Théoriquement, aucune mention n'est faite dans le projet marocain de maintenir la possibilité pour le secteur espagnol et portugais de participer directement à l'activité d'extraction de poissons dans les eaux du Maroc. Mais « nous sommes prêts à l'envisager indirectement pour des quantités limitées, en faveur d'un type de pêche et pour une région déterminée pour une période donnée ». Il s'agirait de prévoir des mesures spécifiques pour "faire patienter" les pêcheurs communautaires le temps de mener à son terme la restructuration de la flotte. Une telle restructuration est plus équitable que de demander au Maroc de subir les conséquences d'une politique d'exploitation des ressources qui ne lui semble plus tenable, ni en termes budgétaires ni en termes d'emploi, et qui freinerait le développement du secteur marocain. « Ce n'est pas, de notre part, une position tactique et nous ne fermons pas la porte, mais nous avons la volonté de développer notre secteur de la pêche ».
«Notre souci n'est pas d'ordre financier», ont maintes fois souligné les deux membres du gouvernement marocain qui affirment attendre de la Communauté qu'elle applique aux relations de pêche avec le Maroc (comme avec d'autres pays tiers) ce qu'elle a décidé pour elle-même, à savoir la protection des ressources. « Tout est possible mais en respectant cet impératif, la préservation des ressources ». Celles-ci se seraient dégradées de 50%, plusieurs bateaux marocains seraient à quai faute de captures et sont tenus d'observer des périodes de repos biologiques étendues de 2 à 5 mois. Les flottes étrangères ne peuvent plus espérer de meilleur traitement que celui concédé aux pêcheurs nationaux, a dit le ministre marocain. Les ministres ont souligné la volonté de leur pays de parvenir rapidement à un résultat. Même s'ils n'accordent pas d'importance particulière à l'échéance du 30 novembre avancée par la Commission, ils proposent à la Commission de tenir des réunions hebdomadaires, « un jour par semaine, alternativement à Bruxelles et à Rabat».

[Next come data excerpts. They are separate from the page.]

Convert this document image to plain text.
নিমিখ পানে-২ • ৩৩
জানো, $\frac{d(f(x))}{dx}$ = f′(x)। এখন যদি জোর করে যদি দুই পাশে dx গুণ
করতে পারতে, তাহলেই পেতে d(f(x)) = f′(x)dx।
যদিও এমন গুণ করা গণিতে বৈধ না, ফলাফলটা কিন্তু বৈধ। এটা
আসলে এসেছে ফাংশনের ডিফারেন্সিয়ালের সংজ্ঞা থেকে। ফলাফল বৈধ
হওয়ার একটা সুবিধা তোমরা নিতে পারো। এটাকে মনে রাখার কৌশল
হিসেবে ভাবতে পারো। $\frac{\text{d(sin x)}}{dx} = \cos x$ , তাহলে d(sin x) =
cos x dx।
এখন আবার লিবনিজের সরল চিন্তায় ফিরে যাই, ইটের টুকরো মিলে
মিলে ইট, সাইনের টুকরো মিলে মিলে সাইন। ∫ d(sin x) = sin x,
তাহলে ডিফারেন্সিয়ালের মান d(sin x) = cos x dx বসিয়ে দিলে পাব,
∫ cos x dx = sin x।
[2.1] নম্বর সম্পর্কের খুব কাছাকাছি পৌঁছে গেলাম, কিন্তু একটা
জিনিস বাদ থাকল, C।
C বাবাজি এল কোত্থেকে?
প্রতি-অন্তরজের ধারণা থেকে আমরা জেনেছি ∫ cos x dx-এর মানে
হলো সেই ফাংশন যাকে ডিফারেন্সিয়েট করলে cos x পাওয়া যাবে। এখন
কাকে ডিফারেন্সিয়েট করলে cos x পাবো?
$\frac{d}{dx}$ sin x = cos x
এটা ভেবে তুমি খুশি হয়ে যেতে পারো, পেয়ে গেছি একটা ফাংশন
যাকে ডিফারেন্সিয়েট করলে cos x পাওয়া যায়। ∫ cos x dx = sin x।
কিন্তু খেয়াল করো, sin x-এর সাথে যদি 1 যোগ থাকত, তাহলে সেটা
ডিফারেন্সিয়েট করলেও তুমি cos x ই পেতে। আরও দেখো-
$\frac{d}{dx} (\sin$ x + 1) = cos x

Par ailleurs, le secrétaire d'État aux Affaires étrangères n'entend pas que s'établisse un lien entre les perspectives dans le domaine de la pêche et les concessions générales dans le cadre de l'accord d'association, notamment dans le secteur agricole. « Le Maroc n'est pas intéressé à tout mélanger », a affirmé M. Fassi Fihri pour qui les négociations sur la révision des régimes d'accès réciproques des produits agricoles sont «prématurées ». Elles lui semblent « difficiles à envisager tant qu'on n'aura pas mesuré l'impact de l'approche de multifonctionnalité » de l'agriculture proposée par l'UE à l'OMC. Il faudra mieux évaluer l'équilibre des concessions industrielles et agricoles réciproques et leurs conséquences pour l'économie marocaine, et étudier le risque économique et social d'exposer à la concurrence certains secteurs de production agricole, avant d'entrer en négociations sur des concessions nouvelles.
La réunion euro-marocaine se poursuivait lundi dans la soirée.